The Miracle of Morgan's Creek (Preston Sturges / U.S., 1944):

It rouses a provincial burg and warms the governor's venal heart, "the biggest thing happening to this state since we stole it from the Indians." Patriotism in the Midwest home front is a mighty aphrodisiac, so learns the Kockenlocker clan when the shopgirl (Betty Hutton) skips off to the boogie-woogie orgy that is a farewell party for soldiers, a kaleidoscope of jitterbugging and spiked lemonade. "Ya gotta kiss the boys goodbye." The morning after brings a forgotten marriage and the following weeks a surprise pregnancy, the maiden's delicate condition envelops the lovelorn schnook (Eddie Bracken) in a perpetual blur of stutters and spots. Her father the town constable (William Demarest) kicks the air as her sardonic sister (Diana Lynn) walks away, all he wanted was to sit on the porch and polish his pistol and now he has to deal with bigamy and jailbreak. "Daughters. Phooey." Preston Sturges at his most cyclonic, the salacious and the sublime in continuous collision and fusion.
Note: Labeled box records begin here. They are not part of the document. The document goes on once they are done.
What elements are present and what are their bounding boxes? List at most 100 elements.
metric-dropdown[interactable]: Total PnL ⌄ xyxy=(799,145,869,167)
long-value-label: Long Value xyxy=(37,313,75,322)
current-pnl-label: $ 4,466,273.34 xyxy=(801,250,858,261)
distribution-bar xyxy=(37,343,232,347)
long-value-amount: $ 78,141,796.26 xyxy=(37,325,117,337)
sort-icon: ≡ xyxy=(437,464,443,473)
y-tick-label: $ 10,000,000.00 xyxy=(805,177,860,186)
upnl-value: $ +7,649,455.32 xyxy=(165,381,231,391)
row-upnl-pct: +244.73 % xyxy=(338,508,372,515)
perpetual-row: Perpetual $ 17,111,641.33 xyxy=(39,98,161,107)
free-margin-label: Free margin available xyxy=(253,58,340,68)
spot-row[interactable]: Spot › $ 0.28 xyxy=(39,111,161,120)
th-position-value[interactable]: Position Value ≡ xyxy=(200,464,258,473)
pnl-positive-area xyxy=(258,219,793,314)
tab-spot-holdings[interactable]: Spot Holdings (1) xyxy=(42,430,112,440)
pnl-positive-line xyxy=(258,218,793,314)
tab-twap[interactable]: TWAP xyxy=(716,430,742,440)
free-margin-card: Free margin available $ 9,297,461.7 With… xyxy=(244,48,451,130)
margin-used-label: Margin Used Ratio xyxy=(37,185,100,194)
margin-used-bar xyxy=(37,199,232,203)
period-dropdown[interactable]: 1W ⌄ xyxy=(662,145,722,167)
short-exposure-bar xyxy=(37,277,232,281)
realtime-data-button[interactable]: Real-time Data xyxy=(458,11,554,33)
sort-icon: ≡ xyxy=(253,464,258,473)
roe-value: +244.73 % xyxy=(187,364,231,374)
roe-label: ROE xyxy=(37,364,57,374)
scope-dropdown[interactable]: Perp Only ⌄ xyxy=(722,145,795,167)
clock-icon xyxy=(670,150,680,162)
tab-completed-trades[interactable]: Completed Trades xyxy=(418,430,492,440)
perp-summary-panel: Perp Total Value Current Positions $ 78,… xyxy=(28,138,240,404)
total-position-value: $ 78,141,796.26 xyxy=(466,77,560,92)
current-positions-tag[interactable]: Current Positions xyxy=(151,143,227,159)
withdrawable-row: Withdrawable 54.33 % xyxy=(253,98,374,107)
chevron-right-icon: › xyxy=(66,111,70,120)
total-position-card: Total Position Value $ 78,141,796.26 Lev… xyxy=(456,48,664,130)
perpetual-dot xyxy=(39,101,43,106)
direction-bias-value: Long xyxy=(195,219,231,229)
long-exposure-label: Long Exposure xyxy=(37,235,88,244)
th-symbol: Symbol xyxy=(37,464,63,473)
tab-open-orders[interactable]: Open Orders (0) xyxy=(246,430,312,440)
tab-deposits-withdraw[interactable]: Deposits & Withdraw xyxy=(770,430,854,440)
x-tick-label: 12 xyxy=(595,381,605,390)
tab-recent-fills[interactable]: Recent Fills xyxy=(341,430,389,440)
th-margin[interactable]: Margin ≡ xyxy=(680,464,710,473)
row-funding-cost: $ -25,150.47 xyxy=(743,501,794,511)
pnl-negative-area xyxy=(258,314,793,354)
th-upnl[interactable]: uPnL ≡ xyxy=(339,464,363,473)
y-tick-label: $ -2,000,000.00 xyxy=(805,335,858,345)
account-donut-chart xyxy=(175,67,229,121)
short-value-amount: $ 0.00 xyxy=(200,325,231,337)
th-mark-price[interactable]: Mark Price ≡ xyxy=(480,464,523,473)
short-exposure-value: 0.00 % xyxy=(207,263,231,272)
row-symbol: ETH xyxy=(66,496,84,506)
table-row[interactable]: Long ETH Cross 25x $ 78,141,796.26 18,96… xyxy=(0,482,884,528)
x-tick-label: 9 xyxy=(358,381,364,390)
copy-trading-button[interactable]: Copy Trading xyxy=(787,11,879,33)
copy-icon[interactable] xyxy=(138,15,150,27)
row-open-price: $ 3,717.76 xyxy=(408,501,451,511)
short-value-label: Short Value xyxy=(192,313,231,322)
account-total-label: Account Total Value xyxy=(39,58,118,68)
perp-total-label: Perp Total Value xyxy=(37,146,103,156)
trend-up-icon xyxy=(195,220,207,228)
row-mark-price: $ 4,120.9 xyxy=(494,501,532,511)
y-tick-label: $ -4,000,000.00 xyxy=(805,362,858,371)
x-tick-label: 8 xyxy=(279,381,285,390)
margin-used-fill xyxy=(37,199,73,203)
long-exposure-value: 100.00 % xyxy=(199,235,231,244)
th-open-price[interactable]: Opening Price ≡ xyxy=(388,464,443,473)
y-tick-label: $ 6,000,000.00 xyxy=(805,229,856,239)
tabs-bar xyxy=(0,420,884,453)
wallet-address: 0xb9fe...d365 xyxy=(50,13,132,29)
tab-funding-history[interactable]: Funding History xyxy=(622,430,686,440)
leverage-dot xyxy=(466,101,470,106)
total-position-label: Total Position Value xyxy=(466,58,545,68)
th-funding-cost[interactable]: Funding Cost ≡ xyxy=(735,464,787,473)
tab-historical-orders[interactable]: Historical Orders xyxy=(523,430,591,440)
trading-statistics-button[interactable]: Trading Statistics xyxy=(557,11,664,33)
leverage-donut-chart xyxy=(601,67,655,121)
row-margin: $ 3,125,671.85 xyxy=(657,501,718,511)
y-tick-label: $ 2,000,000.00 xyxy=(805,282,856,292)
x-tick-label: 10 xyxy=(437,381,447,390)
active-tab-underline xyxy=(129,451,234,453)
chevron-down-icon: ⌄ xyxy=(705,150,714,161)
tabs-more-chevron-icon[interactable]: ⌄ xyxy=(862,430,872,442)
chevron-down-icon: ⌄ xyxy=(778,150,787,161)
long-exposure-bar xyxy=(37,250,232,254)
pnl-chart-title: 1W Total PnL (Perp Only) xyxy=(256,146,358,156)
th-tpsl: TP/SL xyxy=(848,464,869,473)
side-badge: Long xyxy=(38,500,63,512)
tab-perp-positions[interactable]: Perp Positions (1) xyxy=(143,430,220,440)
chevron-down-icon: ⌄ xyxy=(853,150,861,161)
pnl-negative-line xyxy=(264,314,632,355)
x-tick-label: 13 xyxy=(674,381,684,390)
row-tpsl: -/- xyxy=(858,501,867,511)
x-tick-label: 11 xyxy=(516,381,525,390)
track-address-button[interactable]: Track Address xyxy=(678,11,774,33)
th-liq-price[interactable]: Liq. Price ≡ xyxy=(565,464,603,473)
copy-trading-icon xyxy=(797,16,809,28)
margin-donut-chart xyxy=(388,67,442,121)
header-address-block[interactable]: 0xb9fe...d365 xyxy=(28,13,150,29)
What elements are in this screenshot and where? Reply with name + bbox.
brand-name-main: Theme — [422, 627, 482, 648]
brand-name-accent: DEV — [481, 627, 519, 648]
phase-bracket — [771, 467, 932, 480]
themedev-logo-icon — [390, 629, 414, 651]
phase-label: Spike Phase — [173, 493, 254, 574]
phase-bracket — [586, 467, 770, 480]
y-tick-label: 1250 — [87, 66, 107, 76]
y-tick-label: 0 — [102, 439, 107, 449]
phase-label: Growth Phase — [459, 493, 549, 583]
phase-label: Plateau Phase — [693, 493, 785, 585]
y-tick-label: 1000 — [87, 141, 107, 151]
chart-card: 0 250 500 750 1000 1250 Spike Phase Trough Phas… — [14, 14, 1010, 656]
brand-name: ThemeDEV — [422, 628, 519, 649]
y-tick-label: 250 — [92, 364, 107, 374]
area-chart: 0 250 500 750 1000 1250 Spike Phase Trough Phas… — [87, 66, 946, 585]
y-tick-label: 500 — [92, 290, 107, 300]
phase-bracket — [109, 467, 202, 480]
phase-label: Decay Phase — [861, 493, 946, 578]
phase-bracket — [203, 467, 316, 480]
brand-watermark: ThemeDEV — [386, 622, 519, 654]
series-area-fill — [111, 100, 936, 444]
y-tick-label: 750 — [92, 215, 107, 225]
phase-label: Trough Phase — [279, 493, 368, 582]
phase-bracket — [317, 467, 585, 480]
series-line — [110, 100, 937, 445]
The cluck was made to take the fall "like the ox was made to eat and the grape was made to drink," the girl is moved by his devotion and triggers his paroxysms with a confession, a couple of extended tracking shots ponder their zigzagging emotions. The dowager and her trombone at the military shindig, the hero who ambles dazedly through a screen door and trembles in a baggy doughboy uniform, the justice of the peace with reassuring words for nervous lovebirds: "Nothing to be scared of. People do it everyday. The bad part comes later." Sturges' Nativity finds a cow in the kitchen and the holy offering of plum pudding, his punchline has propaganda trumping prudishness before the gift of superabundance. ("Hitler Demands Recount," screams a front-page headline.) Among the responses are Delaney's A Taste of Honey and Germi's Seduced and Abandoned. Cinematography by John Seitz. With Porter Hall, Emory Parnell, Al Bridge, Julius Tannen, Jimmy Conlin, Brian Donlevy, and Akim Tamiroff. In black and white.